Sempre. In realtà quando si iniziano ad avere i segnali che qualcosa non va, è necessario rivolgersi a un professionista. Prima di tutto, al terime di ogni missione, è necessario ripristinare il normale funzionamento sociale dell’essere umano. Prima della ripresa della routine quotidiana, è fondamentale riassestare l’equilibrio con il relax e la condivisione. I malesseri psicologici e fisici provati dovrebbero essere superati grazie ad un ripristino graduale della quotidianità. Fra le patologie che potremmo collegare all’anedonia ci sono per esempio i disturbi del sonno, i disturbi cognitivi, quelli psico-motori, e diverse emozioni comportamentali che vanno tenuti sotto controllo. L’anedonia è uno dei fattori scatenanti del PTSD e quindi è necessario avere coscienza che in questi casi serve indagare meglio come mai l’insorgenza del problema è avvenuta.

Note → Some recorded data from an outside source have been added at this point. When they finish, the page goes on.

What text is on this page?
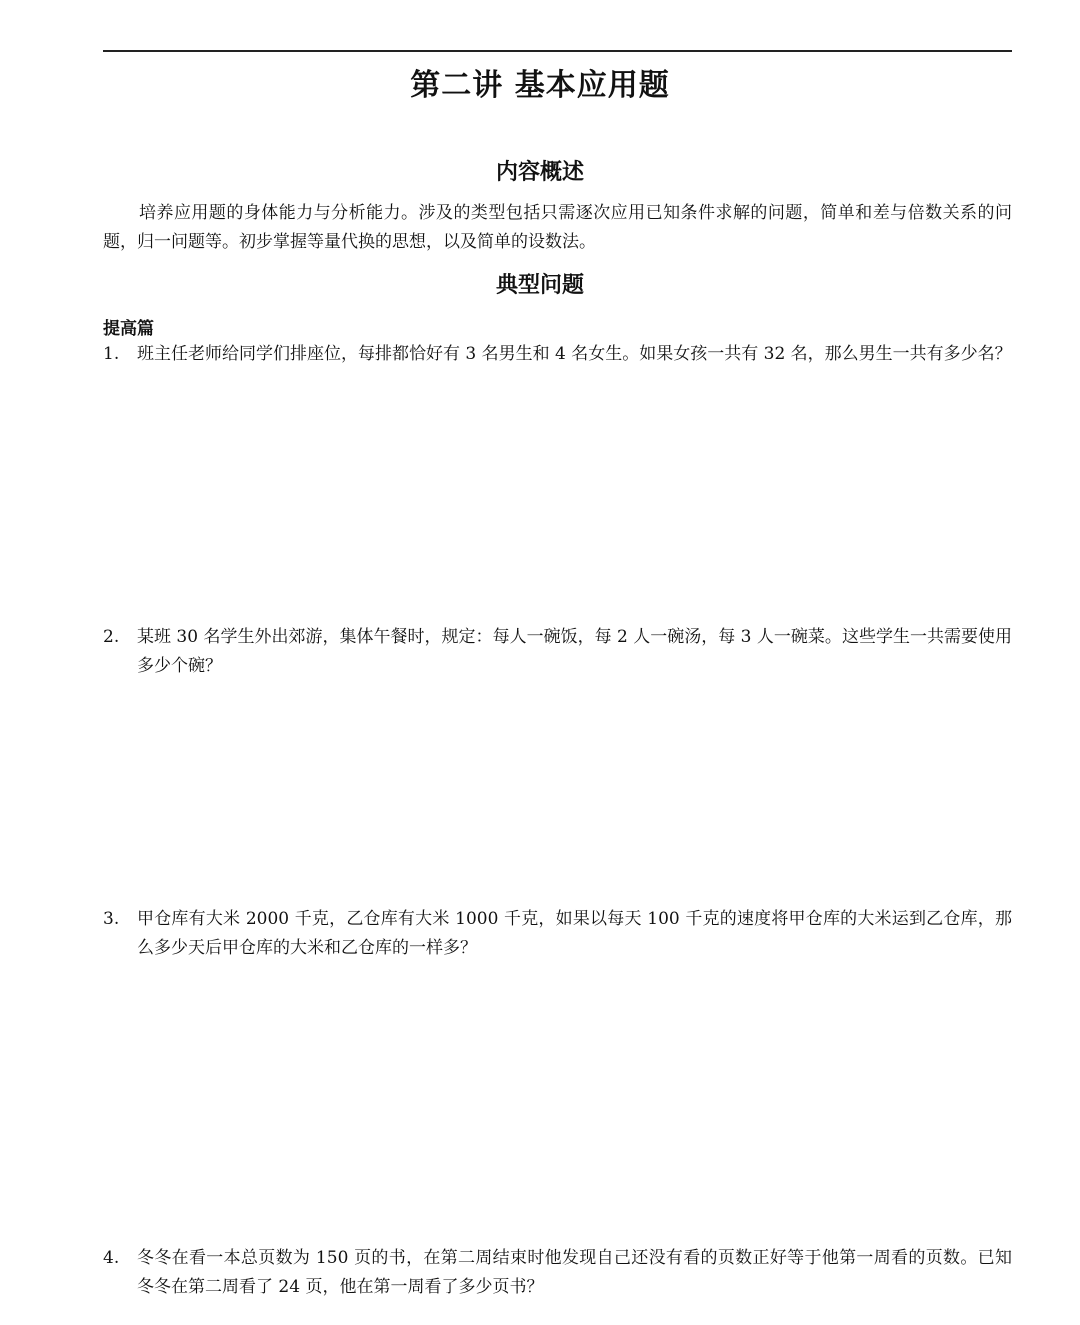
第二讲 基本应用题
内容概述
培养应用题的身体能力与分析能力。涉及的类型包括只需逐次应用已知条件求解的问题，简单和差与倍数关系的问题，归一问题等。初步掌握等量代换的思想，以及简单的设数法。
典型问题
提高篇
1.	班主任老师给同学们排座位，每排都恰好有 3 名男生和 4 名女生。如果女孩一共有 32 名，那么男生一共有多少名？
2.	某班 30 名学生外出郊游，集体午餐时，规定：每人一碗饭，每 2 人一碗汤，每 3 人一碗菜。这些学生一共需要使用多少个碗？
3.	甲仓库有大米 2000 千克，乙仓库有大米 1000 千克，如果以每天 100 千克的速度将甲仓库的大米运到乙仓库，那么多少天后甲仓库的大米和乙仓库的一样多？
4.	冬冬在看一本总页数为 150 页的书，在第二周结束时他发现自己还没有看的页数正好等于他第一周看的页数。已知冬冬在第二周看了 24 页，他在第一周看了多少页书？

- disturbi d’ansia e bipolari;
- disturbi del sonno;
- agitazione psico-motoria;
- disturbi cognitivi;
- disturbi comportamentali;
- sensi di colpa;
- irrequietezza;
- mortificazione;
- demoralizzazione;
- delusione;
- inquietudine;
- angoscia;
- frustrazione;
- suscettibilità;
- crisi depressive;
- tossicomanie;
- tabagismo;
- anedonia
- abulia;
- deliri;
- disturbi dissociativi.
Qual’è il ruolo dei familiari e dei colleghi in caso di anedonia?
Il primo ruolo fondamentale nella cura dell’anedonia è svolto sicuramente dai familiari, dai parenti, dai colleghi sul posto di lavoro. Il notare un determinato atteggiamento deve spingere la piccola comunità a parlare, a discutere, ad un confronto che spinga la persona in difficoltà a rivolgersi ad un professionista.